Thursday, December 21, 2023

Hamlet & Me (Part IV)

Brian Blessed & Kenneth Branagh
Henry V, 1989
At the age of 26, Orson Welles directed and starred in what is generally regarded as the best film ever made, Citizen Kane. That was in 1941.

At the age of 26, Kenneth Branagh directed and starred in what is generally regarded as the best adaptation of Shakespeare to film, Henry V. That was in 1989.

Side note: At the age of 26, I directed my first Shakespeare, Guerrilla Theater Company’s production of "Romeo & Juliet" and lots of people liked it. That was in 1994.

An independent film, and therefore not widely distributed, I believe I first saw Branagh’s Henry V in early 1990, and we all lost our shit.

Recently acolytes to the genius of Shakespeare we, the magnificence and success of this movie heralded nothing less than a renaissance of Shakespeare on film, which indeed came to pass. Whether or not you choose to credit Branagh with this achievement, 1990s cinema (and beyond) was fairly awash with Shakespeare, including Franco Zeffirelli's Hamlet (1990), Oliver Parker’s Othello (1995), Baz Luhrmann’s Romeo + Juliet (1996), Twelfth Night (1996), A Midsummer Night’s Dream (1999) and Michael Almereyda’s Hamlet (2000) as well as adaptations like 10 Things I Hate About You (1999), O (2001) and She’s the Man (2006).

Branagh’s next cinematic Shakespearean outing solidified his reputation among Gen X aged theater nerds. Much Ado About Nothing is a bright and goofy take on what has become one of my very favorite of the Bard’s scripts, and this time Branagh expanded upon his acclaim by casting a number of high-profile American actors including Denzel Washington, Keanu Reeves and Michael Keaton.

This is one of the truly impressive things about Branagh; great actors and movie stars want to work with him, a trend which continues to this day as his Poirot adaptations pop with familiar names and faces.

Even before Henry V, Branagh had staked his reputation with his Renaissance Theatre Company. Like Welles before him and his Mercury Theatre, the work began onstage. Branagh directed and starred in stage versions of Romeo and Juliet, Twelfth Night, As You Like It and others as well as classic works by other playwrights. He also produced radio adaptations for R&J, King Lear and Hamlet, all of which I acquired and listened to on cassette.

I could go off on how his audio adaptation of Romeo and Juliet inspired me to direct a production myself, or how I read that John Gielgud was unhappy with how Branagh insisted on recording King Lear (Gielgud played the lead) with scant rehearsal. This last detail will be relevant later.

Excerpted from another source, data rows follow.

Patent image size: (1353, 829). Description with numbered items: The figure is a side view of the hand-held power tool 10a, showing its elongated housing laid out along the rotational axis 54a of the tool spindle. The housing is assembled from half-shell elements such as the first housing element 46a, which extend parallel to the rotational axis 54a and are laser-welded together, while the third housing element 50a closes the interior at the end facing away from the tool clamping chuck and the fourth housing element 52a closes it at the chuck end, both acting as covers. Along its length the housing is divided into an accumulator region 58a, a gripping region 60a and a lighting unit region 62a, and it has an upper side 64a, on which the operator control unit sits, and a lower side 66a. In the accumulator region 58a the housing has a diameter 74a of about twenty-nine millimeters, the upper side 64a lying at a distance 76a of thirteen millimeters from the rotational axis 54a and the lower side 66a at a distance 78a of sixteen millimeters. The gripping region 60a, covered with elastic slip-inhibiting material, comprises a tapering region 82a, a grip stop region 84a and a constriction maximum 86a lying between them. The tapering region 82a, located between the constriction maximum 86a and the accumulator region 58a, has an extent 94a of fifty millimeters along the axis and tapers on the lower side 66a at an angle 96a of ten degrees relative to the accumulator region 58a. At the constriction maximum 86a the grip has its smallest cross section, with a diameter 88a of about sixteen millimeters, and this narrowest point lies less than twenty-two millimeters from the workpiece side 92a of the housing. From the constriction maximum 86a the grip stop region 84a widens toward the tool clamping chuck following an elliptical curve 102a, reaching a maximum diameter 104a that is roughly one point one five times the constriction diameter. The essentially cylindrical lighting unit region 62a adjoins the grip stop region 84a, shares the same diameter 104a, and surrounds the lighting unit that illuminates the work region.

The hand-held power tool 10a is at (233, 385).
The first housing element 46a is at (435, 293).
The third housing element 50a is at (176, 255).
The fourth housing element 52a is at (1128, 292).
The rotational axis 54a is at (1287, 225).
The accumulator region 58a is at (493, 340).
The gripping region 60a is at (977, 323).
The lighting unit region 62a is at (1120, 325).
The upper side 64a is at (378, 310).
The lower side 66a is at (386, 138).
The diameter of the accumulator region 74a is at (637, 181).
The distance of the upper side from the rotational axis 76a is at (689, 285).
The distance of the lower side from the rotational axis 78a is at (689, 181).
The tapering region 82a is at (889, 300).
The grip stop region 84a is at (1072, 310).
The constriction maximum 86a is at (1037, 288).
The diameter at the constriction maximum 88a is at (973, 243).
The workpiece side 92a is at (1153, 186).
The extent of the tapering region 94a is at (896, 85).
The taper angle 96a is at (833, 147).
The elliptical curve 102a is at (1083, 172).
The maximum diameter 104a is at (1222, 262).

Michael Maloney (center) & ensemble
In the Bleak Midwinter (1995)
For his third Shakespearean outing onscreen, I had hoped Branagh would choose, well, absolutely any title but Hamlet. Much Ado, for all the adoration heaped upon it, is not great. There is a lot of mugging and eye-rolling meant to indicate to an American audience which lines are meant to be funny, and before that he had directed the modern noir mystery Dead Again (1991) which is unintentionally hilarious. I didn’t think he was yet a good enough director to summit the Dane.

When it was announced that Branagh’s Hamlet would feature the complete text, entirely unabridged, it was clear he was pointing to the bleachers. It was clear he wouldn’t be merely directing a Hamlet, he wanted to make the Hamlet. I was very worried.

In 1995, Branagh wrote and directed In the Bleak Midwinter (US title: A Midwinter’s Tale) a brief, black and white comedy about the company of “am-dram” performers putting on a holiday production of Hamlet. It’s a silly and delightful piece of work, full of inside baseball for thespians, and Branagh doesn’t even appear. His surrogate is the film is Michael Maloney, who opens the film with the monologue about the anxiety of acting as a profession, a performance which is all the more enjoyable when you realize Maloney is doing a spot-on impersonation of Kenneth Branagh.

Midwinter is a celebration of the act of creation, a love-letter to theater artists everywhere, and in its way, I felt the film was an apology for the grotesque and unhappy excesses of his Mary Shelley’s Frankenstein (1994). Maybe Branagh's Hamlet would be good after all.